Supreme Court Rules for Texas in Redistricting Case

Racial Gerrymandering
BRENDAN SMIALOWSKI/AFP/Getty Images
Washington, DC

WASHINGTON, DC – The Supreme Court on Monday upheld Texas’s legislative districting plan by a 5-4 decision against charges that the legislative lines violated the Voting Rights Act of 1965 (VRA) or the Fourteenth Amendment to the U.S. Constitution.

The Supreme Court reviewed the legislative map drawn by a three-judge panel in 2013 to slightly modify the lines developed by the Texas legislature in 2011. This decision is the final word in litigation spanning more than seven years.

Even though this judge-adjusted map had been used in elections in 2014 and 2016, in 2017 “the three-judge court reversed its prior analysis and held that some of the districts in those plans are unlawful,” Justice Alito wrote for the majority. He continued:

We now hold that the three-judge court committed a fundamental legal error. It was the challengers’ burden to show that the 2013 Legislature acted with discriminatory intent when it enacted plans that the court itself had produced. The 2013 Legislature was not obligated to show that it had “cured” the unlawful intent that the court attributed to the 2011 Legislature. Thus, the essential pillar of the three-judge court’s reasoning was critically flawed.

“When the congressional and state legislative districts are reviewed under the proper legal standards, all but one of them, we conclude, are lawful,” he added.

“Then, as now, federal law restricted the use of race in making districting decisions,” the majority explained. Also in the Fourteenth Amendment, the “Equal Protection Clause forbids ‘racial gerrymandering, that is, intentionally assigning citizens to a district on the basis of race without sufficient justification, or “vote dilution … of racial or ethnic minorities.”

“While the Equal Protection Clause imposes these important restrictions, its application in the field of districting is complicated,” Alito admitted. “For one thing, because a voter’s race sometimes correlates closely with political party preference, it may be very difficult for a court to determine whether a districting decision was based on race or party preference.”

“At the same time that the Equal Protection Clause restricts the consideration of race in the districting process, compliance with the Voting Rights Act of 1965 pulls in the opposite direction,” he explained. “It often insists that districts be created precisely because of race.”

“Since the Equal Protection Clause restricts consideration of race and the VRA demands consideration of race,” Alito concluded, “a legislature attempting to produce a lawful districting plan is vulnerable to ‘competing hazards of liability.’”

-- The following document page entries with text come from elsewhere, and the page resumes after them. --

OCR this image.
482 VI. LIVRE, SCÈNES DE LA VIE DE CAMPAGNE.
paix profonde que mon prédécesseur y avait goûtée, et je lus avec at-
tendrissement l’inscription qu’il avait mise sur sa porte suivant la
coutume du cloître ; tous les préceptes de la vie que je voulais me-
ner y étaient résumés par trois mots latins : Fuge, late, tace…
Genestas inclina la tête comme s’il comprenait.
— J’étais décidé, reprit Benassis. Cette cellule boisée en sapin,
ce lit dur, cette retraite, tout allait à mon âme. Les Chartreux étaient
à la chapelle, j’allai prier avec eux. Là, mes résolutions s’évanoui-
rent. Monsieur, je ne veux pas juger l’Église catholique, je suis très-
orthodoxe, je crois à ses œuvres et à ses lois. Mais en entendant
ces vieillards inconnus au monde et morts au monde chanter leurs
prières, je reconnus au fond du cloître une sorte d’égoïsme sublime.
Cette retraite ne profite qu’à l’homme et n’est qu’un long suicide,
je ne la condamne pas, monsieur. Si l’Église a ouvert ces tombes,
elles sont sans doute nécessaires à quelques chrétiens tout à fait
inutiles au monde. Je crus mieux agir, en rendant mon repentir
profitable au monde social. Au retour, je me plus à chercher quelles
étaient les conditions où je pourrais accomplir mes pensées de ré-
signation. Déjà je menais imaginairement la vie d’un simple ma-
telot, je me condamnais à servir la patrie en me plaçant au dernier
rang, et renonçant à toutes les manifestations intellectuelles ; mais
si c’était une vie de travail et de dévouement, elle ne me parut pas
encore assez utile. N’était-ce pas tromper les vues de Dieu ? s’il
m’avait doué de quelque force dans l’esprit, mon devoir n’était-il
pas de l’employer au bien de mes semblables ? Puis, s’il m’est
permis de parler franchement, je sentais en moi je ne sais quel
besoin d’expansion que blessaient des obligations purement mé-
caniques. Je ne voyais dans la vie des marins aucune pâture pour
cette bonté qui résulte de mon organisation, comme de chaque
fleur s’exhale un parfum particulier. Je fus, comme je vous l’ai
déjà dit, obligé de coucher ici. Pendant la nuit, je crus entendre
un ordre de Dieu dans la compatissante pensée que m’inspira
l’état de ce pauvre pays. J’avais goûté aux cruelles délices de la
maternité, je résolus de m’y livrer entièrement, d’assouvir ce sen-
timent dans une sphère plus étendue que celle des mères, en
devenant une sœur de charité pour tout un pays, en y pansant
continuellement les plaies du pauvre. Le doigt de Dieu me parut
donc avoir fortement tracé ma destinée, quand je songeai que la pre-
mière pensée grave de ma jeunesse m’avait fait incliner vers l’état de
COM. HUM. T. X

“Whenever a challenger claims that a state law was enacted with discriminatory intent, the burden of proof lies with the challenger, not the State,” the Court ruled as it identified problems with the lower court’s decision.

“Redistricting is primarily the duty and responsibility of the State, and federal court review of districting legislation represents a serious intrusion on the most vital of local functions,” the justices reasoned.

The Court rejected the lower court’s opinion one-by-one, including finding fault with the fact that Texas appealed the ruling against it.

“Congress gave the State the right to appeal, and no bad motive can be inferred from its decision to make use of this right,” wrote Alito.

There was only one state legislative district – House District 90 – that the Court invalidated as a racial gerrymander, holding that various racial groups had pulled the legislature in different directions, and the net result is that race became the predominant factor in finalizing the lines of that district, in violation of the Voting Rights Act.

The Supreme Court held that every other district in the Texas House, as well as every district in the Texas Senate and each congressional district for the U.S. House of Representatives, were fully consistent with the Voting Rights Act and the Constitution’s Fourteenth Amendment.

Justice Sonia Sotomayor dissented, joined by the other four justices. At times her dissent provoked comments from the majority.

For example, in one footnote, Alito pushed back by writing:

The dissent is simply wrong in claiming over and over that we have not thoroughly examined the record. The dissent seems to think that the repetition of these charges somehow makes them true. It does not. On the contrary, it betrays the substantive weakness of the dissent’s argument.

This decision is a win for Texas and seen as a victory for a conservative view of the VRA and the Fourteenth Amendment.

The case is Abbott v. Perez, No. 17-108 at the Supreme Court of the United States.